After the surgeon performed the C-section, he told me I had made the right call. He said that even if we had waited for me to dilate to 10 centimeters, the baby's head would not have fit through my pelvis.
The surgeon wrote "CPD" as the reason for the C-section on my medical chart. I don't feel that the case was true CPD, but that because of the way my son's head was turned -- and because of the fact that after such a long labor my son's head had been expanding at the point where it was supposed to be contracting -- he probably would not have been able to be delivered vaginally.

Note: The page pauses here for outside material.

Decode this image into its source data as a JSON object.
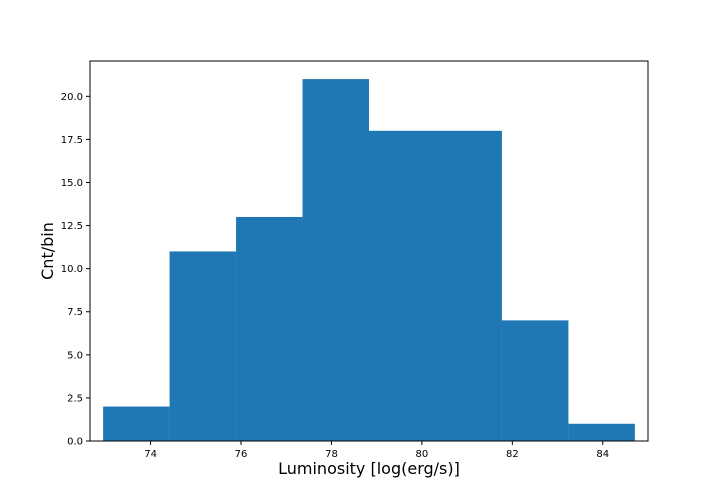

I know that at every point in my labor I made what I felt was the best, healthiest decision for my baby at that time. But I still have concerns that I somehow "caused" the C-section. I had my membranes stripped two days after my due date (hoping to avoid an induction, which was scheduled for another several days out). If I hadn't had my membranes stripped the day before going into labor, would my son have waited another couple days and would our bodies have been more "ready" for a vaginal delivery? If I had accepted a morphine shot to relieve my pain in early labor, would I have been able to rest better, avoid an epidural, and have a vaginal delivery? Could I have continued unmedicated labor a little longer without collapsing, and would my contractions eventually have picked up naturally and become more effective at dilating me? If I had continued longer with the epidural and pitocin (instead of requesting a C-section), would I somehow have managed to dilate past 6 centimeters? Honestly, I don't know. I'm trying to reconcile my belief that our C-section rate in the U.S. really is too high with my conviction that it probably was necessary in my case, even though I'm still not 100% sure it was.
I'm also somewhat comforted when I realize that, even though I didn't get my perfect labor and delivery experience, I still got to experience pregnancy, and I still get to experience parenthood. There are many people who desperately want to experience pregnancy and/or parenthood but cannot. Three years after the fact, I don't think having had a C-section makes me any less bonded with my son (although it may have affected things the first few weeks).